WHILE commemorating the death of her husband on April 10 four years ago, Nicha Hiranburana Thuvatham told The Nation it was time for Thai society to join hands and set good moral standards in order to block bad people from continuing to violate laws.
The people between the two sides [of the political conflict] should focus on justice, rather than just being neutral.
“We need brave people to say what is right and what is wrong. We need a society that accepts rules and regulations. Wrongdoing is not negotiable, and once wrongdoers concede their mistakes, then we can discuss how to punish or forgive them. That’s the only way society can find a solution together,” she said, adding that all parts of society must share the responsibility of setting good moral standards.
Nicha’s husband General Romklao Thuvatham was killed in a clash with red-shirt protesters at Khok Wua intersection in 2010. The red shirts were at the time protesting against the Abhisit Vejjajiva government.
“Over the past four years, I have fought to prevent wrongdoers from getting the chance to do this again. Yet, what I feared is happening once again.
“Those who were responsible for the wrongdoings in 2010 are once again threatening the lives of innocent people in 2013-2014. Although we can’t find them and bring them to justice, we all know who is behind all the violence. They are cruel,” she pointed out.
In terms of possible solutions, Nicha said that though some people believe the conflict would come to an end if both sides agreed on a compromise and conceded their mistakes, she said she disagreed because what’s wrong is wrong.
“I used to call on Thai society to learn from losses, but when I met bad people in power, who are ready to do anything for the sake of power, I realised that my efforts were a waste. Society can only learn if every member of society has the same goal – living peacefully together. Yet we continue fighting with those who only care for their personal benefits,” she said.
“The problem is that Thais, despite speaking the same language, just don’t understand each other because their morals are different and their viewpoints toward society don’t match.

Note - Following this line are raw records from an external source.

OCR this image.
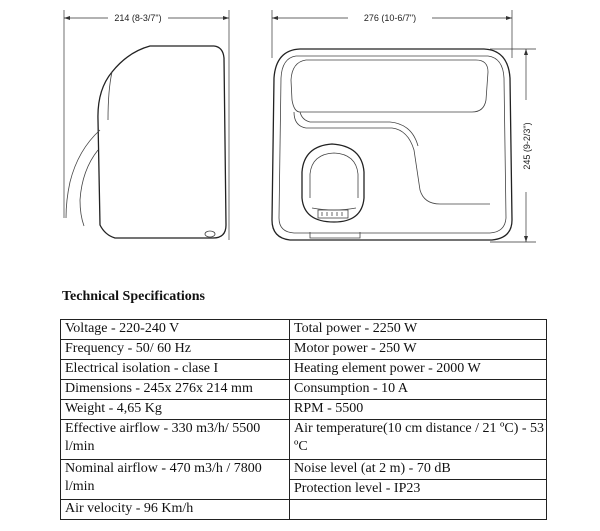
214 (8-3/7")	276 (10-6/7")
245 (9-2/3")
Technical Specifications
Voltage - 220-240 V	Total power - 2250 W
Frequency - 50/ 60 Hz	Motor power - 250 W
Electrical isolation - clase I	Heating element power - 2000 W
Dimensions - 245x 276x 214 mm	Consumption - 10 A
Weight - 4,65 Kg	RPM - 5500
Effective airflow - 330 m3/h/ 5500 l/min	Air temperature(10 cm distance / 21 ºC) - 53 ºC
Nominal airflow - 470 m3/h / 7800 l/min	Noise level (at 2 m) - 70 dB
	Protection level - IP23
Air velocity - 96 Km/h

“Yet, I will never give up. I insist on fighting for as long as the wrongdoers do not admit their guilt. Doesn’t matter how long that takes. I can wait for justice.
“The day that PM Yingluck [Shinawatra] said she wasn’t being treated fairly by the National Anti-Corruption Commission with regards to the rice-pledging scheme, I chuckled inside because when other people called on her for justice, she did not care.
“I personally asked her – as chief of the government – to give me justice, but she did nothing.
“There has been no progress in the investigation into the death of soldiers. The relatives of those who were killed in 2010 asked Yingluck to change the investigation team’s leader from [Department of Special Investigation director general] Tarit Pengdith [but he has never been replaced].
“How many innocent people have lost their lives and not been given justice yet?” Nicha asked.